Пожалуй, все закончилось бы наименьшим позором, если бы в разгар праздника меня не позвали под елку отрабатывать угощение. Надо было прочесть стихотворение для Деда Мороза, у которого и так при виде меня глаза полезли на лоб.
-Ну, давай, Комок,- сказал Дед Мороз и прыснул в усы.- Порадуй нас еще больше!
Я приняла театральную позу, выставив вперед одну из своих косолапых ног, протянула руку вперед и стала декламировать, старательно выводя интонации Бэллы Ахмадулиной, которая совершенно потрясла мое детское сознание, читая свои стихи по телевизору голосом неприкаянного привидения:
Были бы у елочки
Ножки,
Побежала бы она
По дорожке.
Заплясала бы она
Вместе с нами,
Застучала бы она
Каблучками!
Девочка я была артистичная, поэтому на этой мажорной ноте топнула ногой, изображая танцующую елочку. Мой «комок» колыхнулся вверх и, издав что-то вроде «ух!», проворно сполз на пол вместе с новыми колготками.
Дальнейшее помню смутно. Зал ржал, Дед Мороз ползал по полу и бился в конвульсиях, воспитательницы тоже ржали, поэтому никак не могли натянуть мой «комок» обратно на меня. Наконец они плюнули и отвели меня в раздевалку, где посоветовали переодеться.
Толик, посмотрев на мой бенефис, заплакал и отказался читать стишок, как ни уговаривала его бабушка.

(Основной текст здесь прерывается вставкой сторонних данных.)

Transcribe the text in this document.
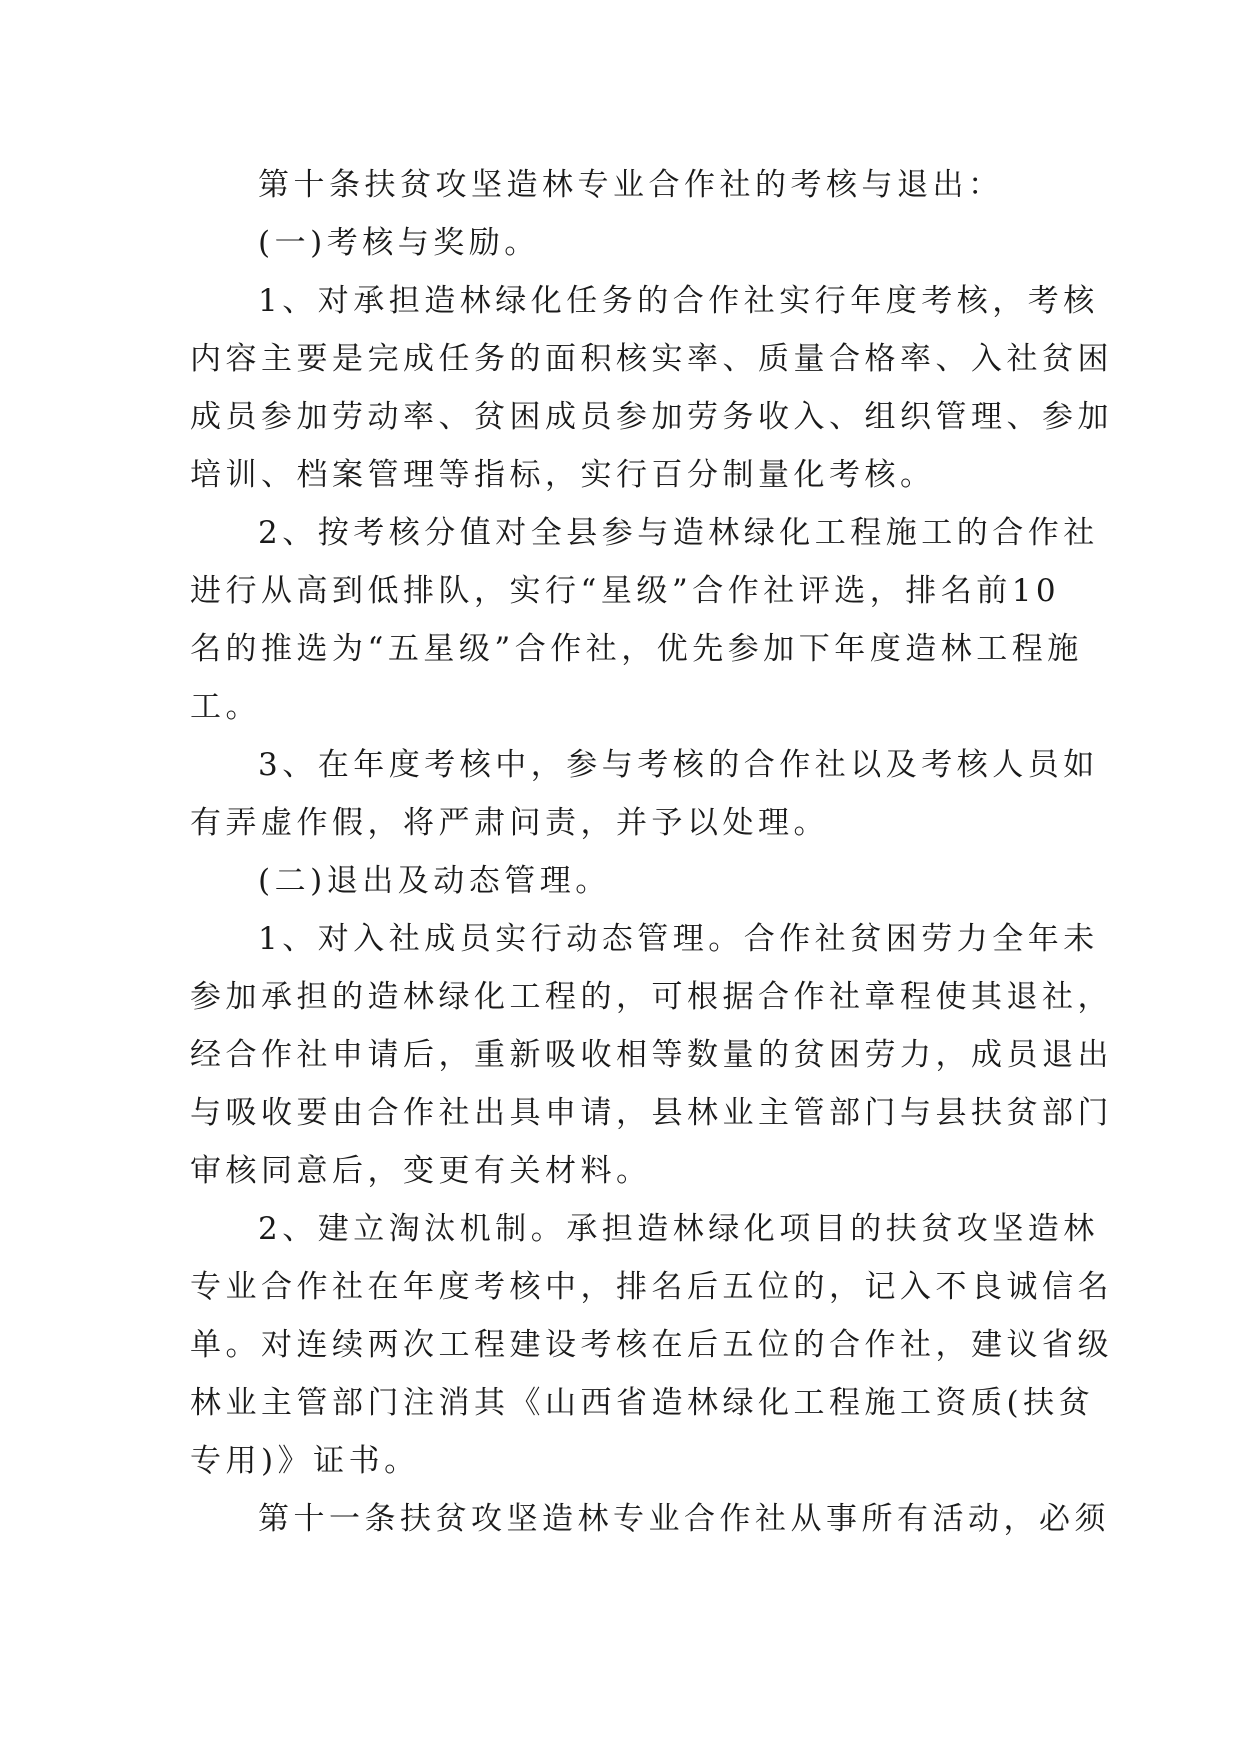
第十条扶贫攻坚造林专业合作社的考核与退出：
(一)考核与奖励。
1、对承担造林绿化任务的合作社实行年度考核，考核
内容主要是完成任务的面积核实率、质量合格率、入社贫困
成员参加劳动率、贫困成员参加劳务收入、组织管理、参加
培训、档案管理等指标，实行百分制量化考核。
2、按考核分值对全县参与造林绿化工程施工的合作社
进行从高到低排队，实行“星级”合作社评选，排名前10
名的推选为“五星级”合作社，优先参加下年度造林工程施
工。
3、在年度考核中，参与考核的合作社以及考核人员如
有弄虚作假，将严肃问责，并予以处理。
(二)退出及动态管理。
1、对入社成员实行动态管理。合作社贫困劳力全年未
参加承担的造林绿化工程的，可根据合作社章程使其退社，
经合作社申请后，重新吸收相等数量的贫困劳力，成员退出
与吸收要由合作社出具申请，县林业主管部门与县扶贫部门
审核同意后，变更有关材料。
2、建立淘汰机制。承担造林绿化项目的扶贫攻坚造林
专业合作社在年度考核中，排名后五位的，记入不良诚信名
单。对连续两次工程建设考核在后五位的合作社，建议省级
林业主管部门注消其《山西省造林绿化工程施工资质(扶贫
专用)》证书。
第十一条扶贫攻坚造林专业合作社从事所有活动，必须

«Тьфу ты, блин,- замотала я головой, сбрасывая старые воспоминания.- Может, неспроста я не люблю Новый Год?
На журнальном столике сиротливо стояла тарелка с семгой, пол- лимона и единственный, не разбитый во время многочисленных переездов, бокал из венского хрусталя - последнее напоминание о моей далекой семейной жизни.
Я написала на клочке бумажки новогоднее пожелание: «Встретить в новом году мужчину своей мечты», подумала, выкинула и написала другую: «Встретить в новом году миллион долларов». Что-то мне подсказывало, что это желание более выполнимо.
Стрелка часов на Кремлевской башне неумолимо приближалась к 12-ти, и я стала открывать шампанское. Но тут возникла проблема- пробка в бутылке сидела так крепко, что вытащить ее не было никакой возможности. В панике я схватила полотенце, обернула пробку, и стала крутить ее, что есть силы, но она не подавала никаких признаков жизни. Часы били полночь, я металась по комнате, путаясь в полах шелкового пеньюара с бутылкой в одной руке, и спичками в другой, пытаясь одновременно вынуть пробку и зажечь клочок бумаги, пепел от которого полагалось кинуть в бокал с шампанским и выпить под бой курантов.
Зажженная бумажка тлела на тарелке с семгой, наполняя комнату запахом копченой рыбы, я яростно трясла бутылку, часы в телевизоре отбивали последние секунды Старого Года.